Examination by light and electron microscopy of more than 100 muscle biopsies revealed one very unusual case. A 4-year-old boy with non-progressive muscle weakness and hypotonia was found to have small particles, termed "myogranules", in many muscle fibres from two gastrocnemius biopsies. Paraffin sections and thin sections of plastic-embedded muscle showed that the rod-shaped myogranules measured between 0.1 and 5 microns in length, and were usually orientated in the long axis of the fibre. Normal cross-striations could not be seen in areas occupied by myogranules, although adjacent parts of the same fibre were normal. Electron micrographs showed myofilaments running through the myogranules and a periodicity similar to sections of recrystallized muscle protein paramyosin. It is possible that this child has a disturbance of muscle proteins.

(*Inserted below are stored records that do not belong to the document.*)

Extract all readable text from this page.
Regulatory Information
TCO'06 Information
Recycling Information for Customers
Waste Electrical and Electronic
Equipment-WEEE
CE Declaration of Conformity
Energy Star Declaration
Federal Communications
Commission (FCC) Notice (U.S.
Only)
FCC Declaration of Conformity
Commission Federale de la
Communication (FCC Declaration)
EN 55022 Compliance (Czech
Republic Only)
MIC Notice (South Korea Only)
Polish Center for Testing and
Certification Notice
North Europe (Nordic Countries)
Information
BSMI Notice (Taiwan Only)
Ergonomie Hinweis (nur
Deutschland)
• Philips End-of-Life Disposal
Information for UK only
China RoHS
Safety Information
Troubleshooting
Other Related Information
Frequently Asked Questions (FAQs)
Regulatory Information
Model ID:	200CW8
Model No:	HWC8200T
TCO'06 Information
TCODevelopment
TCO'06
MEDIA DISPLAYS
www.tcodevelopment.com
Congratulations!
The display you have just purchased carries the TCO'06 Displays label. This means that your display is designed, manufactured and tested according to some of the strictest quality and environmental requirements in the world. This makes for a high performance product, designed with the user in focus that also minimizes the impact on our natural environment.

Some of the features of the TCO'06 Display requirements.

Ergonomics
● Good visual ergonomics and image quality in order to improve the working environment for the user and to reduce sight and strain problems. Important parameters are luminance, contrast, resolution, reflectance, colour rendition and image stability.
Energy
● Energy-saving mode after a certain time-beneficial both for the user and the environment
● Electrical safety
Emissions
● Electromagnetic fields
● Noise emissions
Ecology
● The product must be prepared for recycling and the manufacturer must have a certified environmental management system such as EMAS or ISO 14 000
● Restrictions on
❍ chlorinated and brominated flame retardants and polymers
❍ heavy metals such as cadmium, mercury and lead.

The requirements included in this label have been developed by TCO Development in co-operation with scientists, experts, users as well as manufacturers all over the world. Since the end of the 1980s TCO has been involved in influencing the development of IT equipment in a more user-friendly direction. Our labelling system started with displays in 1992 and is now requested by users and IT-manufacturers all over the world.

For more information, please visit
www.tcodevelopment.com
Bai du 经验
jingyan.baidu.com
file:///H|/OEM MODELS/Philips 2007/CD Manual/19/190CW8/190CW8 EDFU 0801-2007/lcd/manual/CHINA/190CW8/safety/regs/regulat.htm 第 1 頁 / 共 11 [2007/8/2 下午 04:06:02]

对100多份肌肉活检样本进行光学显微镜和电子显微镜检查后,发现了一个非常特殊的病例。一名患有非进行性肌无力和肌张力减退的4岁男孩,在取自双侧腓肠肌的活检样本中的许多肌纤维中发现了被称为“肌颗粒”的小颗粒。石蜡切片和塑料包埋肌肉的薄片显示,杆状肌颗粒长度在0.1至5微米之间,通常沿肌纤维的长轴排列。在肌颗粒占据的区域看不到正常的横纹,尽管同一肌纤维的相邻部分是正常的。电子显微镜照片显示肌丝贯穿肌颗粒,其周期性与重结晶肌肉蛋白副肌球蛋白切片相似。这个孩子有可能存在肌肉蛋白紊乱的情况。